Section: Daily Dispatches

Russian Banks 'Borrowed Too Heavily'

By Catherine Belton
Financial Times, London
Thursday, August 23, 2007

MOSCOW -- Russian banks have borrowed too heavily on international markets, Russia's top bank supervisor warned on Thursday, raising potential risks for the country's consumer lending boom amid a global credit crunch.

Many Russian banks "have stuffed their vaults to the maximum with loans in foreign currencies," said Gennady Melikyan, first deputy chairman of Russia's central bank. "They could face certain difficulties" if the dollar continued to strengthen. But, he added, "We have about five times more [reserves] than we need to ensure the stability of our monetary system."

His remarks were made at a banking conference and reported by Russian news agencies.

Russian bank borrowing on international markets has risen rapidly to total $110 billion as of April 1 this year -- more than double the level of the previous year.

Overall foreign borrowing by the Russian banking system stands at 15 per cent of total assets, far lower than debt levels in other emerging markets. But several of Russia's top consumer lenders have raised more than 60 per cent of financing on international capital markets, while lending to their customers in roubles. They risk currency mismatches as the dollar strengthens. Mr Melikyan's remarks were made as Russia's financial system faces the first test of its resilience to external shocks, with foreign investors fleeing its money markets to seek safer havens in US Treasuries.

Russia's economy was reckoned a safe place to invest because of high oil revenues that have helped fill central bank reserves to record levels. But the lifting of capital controls last year and increasing international borrowing by Russian companies have left it vulnerable to the global market turmoil.

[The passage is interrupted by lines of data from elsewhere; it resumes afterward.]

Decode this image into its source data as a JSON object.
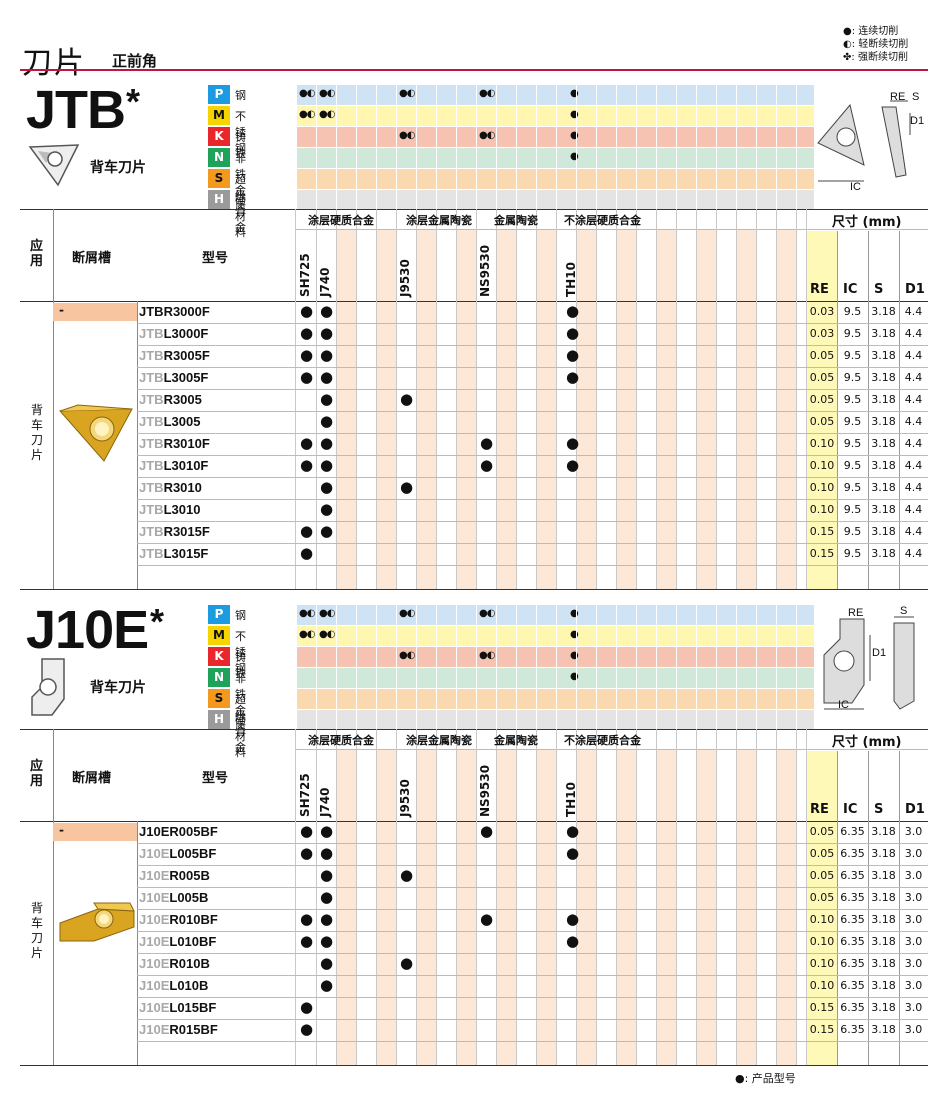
{
  "header": {
    "title": "刀片",
    "subtitle": "正前角",
    "legend": [
      {
        "symbol": "●",
        "label": ": 连续切削"
      },
      {
        "symbol": "◐",
        "label": ": 轻断续切削"
      },
      {
        "symbol": "✤",
        "label": ": 强断续切削"
      }
    ]
  },
  "materials": [
    {
      "code": "P",
      "name": "钢",
      "color": "#1d9be0",
      "band": "#cfe3f5"
    },
    {
      "code": "M",
      "name": "不锈钢",
      "color": "#f5d400",
      "band": "#fff6b0"
    },
    {
      "code": "K",
      "name": "铸铁",
      "color": "#e8262b",
      "band": "#f6c3b3"
    },
    {
      "code": "N",
      "name": "非铁金属",
      "color": "#1fa35b",
      "band": "#cfe8d9"
    },
    {
      "code": "S",
      "name": "超级合金",
      "color": "#f39a1e",
      "band": "#fbd9b0"
    },
    {
      "code": "H",
      "name": "硬材料",
      "color": "#9a9a9a",
      "band": "#e4e4e4"
    }
  ],
  "table_header": {
    "application": "应用",
    "chipbreaker": "断屑槽",
    "model": "型号",
    "groups": [
      "涂层硬质合金",
      "涂层金属陶瓷",
      "金属陶瓷",
      "不涂层硬质合金"
    ],
    "grades": [
      "SH725",
      "J740",
      "J9530",
      "NS9530",
      "TH10"
    ],
    "dims_title": "尺寸 (mm)",
    "dims": [
      "RE",
      "IC",
      "S",
      "D1"
    ]
  },
  "sections": [
    {
      "title": "JTB",
      "star": "*",
      "type": "背车刀片",
      "side_label": "背车刀片",
      "chipbreaker": "-",
      "diagram_labels": [
        "RE",
        "S",
        "D1",
        "IC"
      ],
      "material_marks": [
        [
          "●◐",
          "●◐",
          "",
          "●◐",
          "",
          "●◐",
          "",
          "●"
        ],
        [
          "●◐",
          "●◐",
          "",
          "",
          "",
          "",
          "",
          "●"
        ],
        [
          "",
          "",
          "",
          "●◐",
          "",
          "●◐",
          "",
          "●"
        ],
        [
          "",
          "",
          "",
          "",
          "",
          "",
          "",
          "●"
        ],
        [
          "",
          "",
          "",
          "",
          "",
          "",
          "",
          ""
        ],
        [
          "",
          "",
          "",
          "",
          "",
          "",
          "",
          ""
        ]
      ],
      "rows": [
        {
          "prefix": "JTB",
          "suffix": "R3000F",
          "full": true,
          "dots": [
            1,
            1,
            0,
            0,
            1
          ],
          "re": "0.03",
          "ic": "9.5",
          "s": "3.18",
          "d1": "4.4"
        },
        {
          "prefix": "JTB",
          "suffix": "L3000F",
          "full": false,
          "dots": [
            1,
            1,
            0,
            0,
            1
          ],
          "re": "0.03",
          "ic": "9.5",
          "s": "3.18",
          "d1": "4.4"
        },
        {
          "prefix": "JTB",
          "suffix": "R3005F",
          "full": false,
          "dots": [
            1,
            1,
            0,
            0,
            1
          ],
          "re": "0.05",
          "ic": "9.5",
          "s": "3.18",
          "d1": "4.4"
        },
        {
          "prefix": "JTB",
          "suffix": "L3005F",
          "full": false,
          "dots": [
            1,
            1,
            0,
            0,
            1
          ],
          "re": "0.05",
          "ic": "9.5",
          "s": "3.18",
          "d1": "4.4"
        },
        {
          "prefix": "JTB",
          "suffix": "R3005",
          "full": false,
          "dots": [
            0,
            1,
            1,
            0,
            0
          ],
          "re": "0.05",
          "ic": "9.5",
          "s": "3.18",
          "d1": "4.4"
        },
        {
          "prefix": "JTB",
          "suffix": "L3005",
          "full": false,
          "dots": [
            0,
            1,
            0,
            0,
            0
          ],
          "re": "0.05",
          "ic": "9.5",
          "s": "3.18",
          "d1": "4.4"
        },
        {
          "prefix": "JTB",
          "suffix": "R3010F",
          "full": false,
          "dots": [
            1,
            1,
            0,
            1,
            1
          ],
          "re": "0.10",
          "ic": "9.5",
          "s": "3.18",
          "d1": "4.4"
        },
        {
          "prefix": "JTB",
          "suffix": "L3010F",
          "full": false,
          "dots": [
            1,
            1,
            0,
            1,
            1
          ],
          "re": "0.10",
          "ic": "9.5",
          "s": "3.18",
          "d1": "4.4"
        },
        {
          "prefix": "JTB",
          "suffix": "R3010",
          "full": false,
          "dots": [
            0,
            1,
            1,
            0,
            0
          ],
          "re": "0.10",
          "ic": "9.5",
          "s": "3.18",
          "d1": "4.4"
        },
        {
          "prefix": "JTB",
          "suffix": "L3010",
          "full": false,
          "dots": [
            0,
            1,
            0,
            0,
            0
          ],
          "re": "0.10",
          "ic": "9.5",
          "s": "3.18",
          "d1": "4.4"
        },
        {
          "prefix": "JTB",
          "suffix": "R3015F",
          "full": false,
          "dots": [
            1,
            1,
            0,
            0,
            0
          ],
          "re": "0.15",
          "ic": "9.5",
          "s": "3.18",
          "d1": "4.4"
        },
        {
          "prefix": "JTB",
          "suffix": "L3015F",
          "full": false,
          "dots": [
            1,
            0,
            0,
            0,
            0
          ],
          "re": "0.15",
          "ic": "9.5",
          "s": "3.18",
          "d1": "4.4"
        }
      ]
    },
    {
      "title": "J10E",
      "star": "*",
      "type": "背车刀片",
      "side_label": "背车刀片",
      "chipbreaker": "-",
      "diagram_labels": [
        "RE",
        "S",
        "D1",
        "IC"
      ],
      "material_marks": [
        [
          "●◐",
          "●◐",
          "",
          "●◐",
          "",
          "●◐",
          "",
          "●"
        ],
        [
          "●◐",
          "●◐",
          "",
          "",
          "",
          "",
          "",
          "●"
        ],
        [
          "",
          "",
          "",
          "●◐",
          "",
          "●◐",
          "",
          "●"
        ],
        [
          "",
          "",
          "",
          "",
          "",
          "",
          "",
          "●"
        ],
        [
          "",
          "",
          "",
          "",
          "",
          "",
          "",
          ""
        ],
        [
          "",
          "",
          "",
          "",
          "",
          "",
          "",
          ""
        ]
      ],
      "rows": [
        {
          "prefix": "J10E",
          "suffix": "R005BF",
          "full": true,
          "dots": [
            1,
            1,
            0,
            1,
            1
          ],
          "re": "0.05",
          "ic": "6.35",
          "s": "3.18",
          "d1": "3.0"
        },
        {
          "prefix": "J10E",
          "suffix": "L005BF",
          "full": false,
          "dots": [
            1,
            1,
            0,
            0,
            1
          ],
          "re": "0.05",
          "ic": "6.35",
          "s": "3.18",
          "d1": "3.0"
        },
        {
          "prefix": "J10E",
          "suffix": "R005B",
          "full": false,
          "dots": [
            0,
            1,
            1,
            0,
            0
          ],
          "re": "0.05",
          "ic": "6.35",
          "s": "3.18",
          "d1": "3.0"
        },
        {
          "prefix": "J10E",
          "suffix": "L005B",
          "full": false,
          "dots": [
            0,
            1,
            0,
            0,
            0
          ],
          "re": "0.05",
          "ic": "6.35",
          "s": "3.18",
          "d1": "3.0"
        },
        {
          "prefix": "J10E",
          "suffix": "R010BF",
          "full": false,
          "dots": [
            1,
            1,
            0,
            1,
            1
          ],
          "re": "0.10",
          "ic": "6.35",
          "s": "3.18",
          "d1": "3.0"
        },
        {
          "prefix": "J10E",
          "suffix": "L010BF",
          "full": false,
          "dots": [
            1,
            1,
            0,
            0,
            1
          ],
          "re": "0.10",
          "ic": "6.35",
          "s": "3.18",
          "d1": "3.0"
        },
        {
          "prefix": "J10E",
          "suffix": "R010B",
          "full": false,
          "dots": [
            0,
            1,
            1,
            0,
            0
          ],
          "re": "0.10",
          "ic": "6.35",
          "s": "3.18",
          "d1": "3.0"
        },
        {
          "prefix": "J10E",
          "suffix": "L010B",
          "full": false,
          "dots": [
            0,
            1,
            0,
            0,
            0
          ],
          "re": "0.10",
          "ic": "6.35",
          "s": "3.18",
          "d1": "3.0"
        },
        {
          "prefix": "J10E",
          "suffix": "L015BF",
          "full": false,
          "dots": [
            1,
            0,
            0,
            0,
            0
          ],
          "re": "0.15",
          "ic": "6.35",
          "s": "3.18",
          "d1": "3.0"
        },
        {
          "prefix": "J10E",
          "suffix": "R015BF",
          "full": false,
          "dots": [
            1,
            0,
            0,
            0,
            0
          ],
          "re": "0.15",
          "ic": "6.35",
          "s": "3.18",
          "d1": "3.0"
        }
      ]
    }
  ],
  "footnote": "●: 产品型号"
}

The central bank was forced to pump a record 169.7 billion rubles ($6.6 billion) into the banking system on Thursday as banks faced monthly tax payments and an exodus by foreign investors. "The situation is getting worse and worse," said Alexei Yu, a trader at the Moscow brokerage Aton. "There is still a long queue to get out of this market."

Russia's central bank on Thursday reported the country's hard currency reserves fell by $5.5 billion this week to $414.7 billion -- the steepest fall this year -- after the central bank was forced to sell as much as $4 billion this week to halt a selloff of the rouble.

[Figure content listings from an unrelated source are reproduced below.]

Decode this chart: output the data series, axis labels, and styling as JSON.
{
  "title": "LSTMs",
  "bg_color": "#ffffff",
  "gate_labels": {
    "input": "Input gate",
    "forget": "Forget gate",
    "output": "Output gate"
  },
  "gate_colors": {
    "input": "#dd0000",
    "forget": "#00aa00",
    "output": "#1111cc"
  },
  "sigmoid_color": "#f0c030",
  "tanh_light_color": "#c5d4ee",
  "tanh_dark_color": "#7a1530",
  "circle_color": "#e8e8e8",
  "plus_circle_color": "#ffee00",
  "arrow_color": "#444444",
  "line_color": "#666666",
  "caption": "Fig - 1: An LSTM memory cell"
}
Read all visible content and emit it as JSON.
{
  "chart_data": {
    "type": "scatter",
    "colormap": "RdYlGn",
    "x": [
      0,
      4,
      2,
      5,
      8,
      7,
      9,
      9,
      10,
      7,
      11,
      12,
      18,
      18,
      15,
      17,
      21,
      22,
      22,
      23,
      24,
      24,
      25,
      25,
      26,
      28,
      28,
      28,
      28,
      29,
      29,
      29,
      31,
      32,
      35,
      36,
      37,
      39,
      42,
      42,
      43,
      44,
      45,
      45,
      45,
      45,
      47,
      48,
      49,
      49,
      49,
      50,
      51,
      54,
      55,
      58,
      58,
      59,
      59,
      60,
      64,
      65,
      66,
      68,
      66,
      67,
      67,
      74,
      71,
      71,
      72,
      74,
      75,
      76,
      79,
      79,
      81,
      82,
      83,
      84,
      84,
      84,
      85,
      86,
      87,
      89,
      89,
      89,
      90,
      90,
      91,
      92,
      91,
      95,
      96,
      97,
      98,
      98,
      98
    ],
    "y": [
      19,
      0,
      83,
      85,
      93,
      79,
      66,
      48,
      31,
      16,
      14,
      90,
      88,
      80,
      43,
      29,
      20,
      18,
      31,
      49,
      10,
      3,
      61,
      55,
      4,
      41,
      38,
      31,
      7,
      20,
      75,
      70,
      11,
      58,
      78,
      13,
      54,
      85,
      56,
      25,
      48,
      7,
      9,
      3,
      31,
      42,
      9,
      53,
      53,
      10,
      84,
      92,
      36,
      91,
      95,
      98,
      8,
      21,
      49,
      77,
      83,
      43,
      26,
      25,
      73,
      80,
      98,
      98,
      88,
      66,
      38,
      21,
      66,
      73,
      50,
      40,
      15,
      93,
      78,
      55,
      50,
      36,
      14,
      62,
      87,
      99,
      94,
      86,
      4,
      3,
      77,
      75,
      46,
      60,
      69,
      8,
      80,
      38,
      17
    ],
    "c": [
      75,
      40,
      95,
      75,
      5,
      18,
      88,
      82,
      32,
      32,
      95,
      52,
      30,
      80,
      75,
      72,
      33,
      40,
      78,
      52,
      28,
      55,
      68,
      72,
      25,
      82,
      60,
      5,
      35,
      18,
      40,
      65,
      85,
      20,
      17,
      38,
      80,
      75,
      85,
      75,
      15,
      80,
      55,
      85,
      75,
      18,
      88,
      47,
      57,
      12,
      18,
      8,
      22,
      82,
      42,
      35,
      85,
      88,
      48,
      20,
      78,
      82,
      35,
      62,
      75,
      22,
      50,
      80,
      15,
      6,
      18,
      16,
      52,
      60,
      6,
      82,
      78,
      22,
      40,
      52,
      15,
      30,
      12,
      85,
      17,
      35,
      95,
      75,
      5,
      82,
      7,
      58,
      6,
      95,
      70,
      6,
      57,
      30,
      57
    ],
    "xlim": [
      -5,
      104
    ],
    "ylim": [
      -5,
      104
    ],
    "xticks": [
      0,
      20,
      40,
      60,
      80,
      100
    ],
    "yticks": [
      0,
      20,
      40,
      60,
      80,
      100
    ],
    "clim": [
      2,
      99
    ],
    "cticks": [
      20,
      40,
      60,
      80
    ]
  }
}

"If this continues for another three to four months, we will be in a full-blown crisis," Mr Yu said. Most traders and analysts reckon the liquidity crunch will last until at least the month's end while monthly tax payments continue.

Russian Standard bank, Russia's main consumer lender, has faced scrutiny after complaints about double-digit commissions it has charged on unsecured loans. Russian prosecutors have ordered it to scrap the commissions -- a decision the bank says it had already taken.

It is one of the Russian banking sector's biggest foreign borrowers with more than 60 per cent of its financing from international markets, while just 5 per cent comes from private deposits.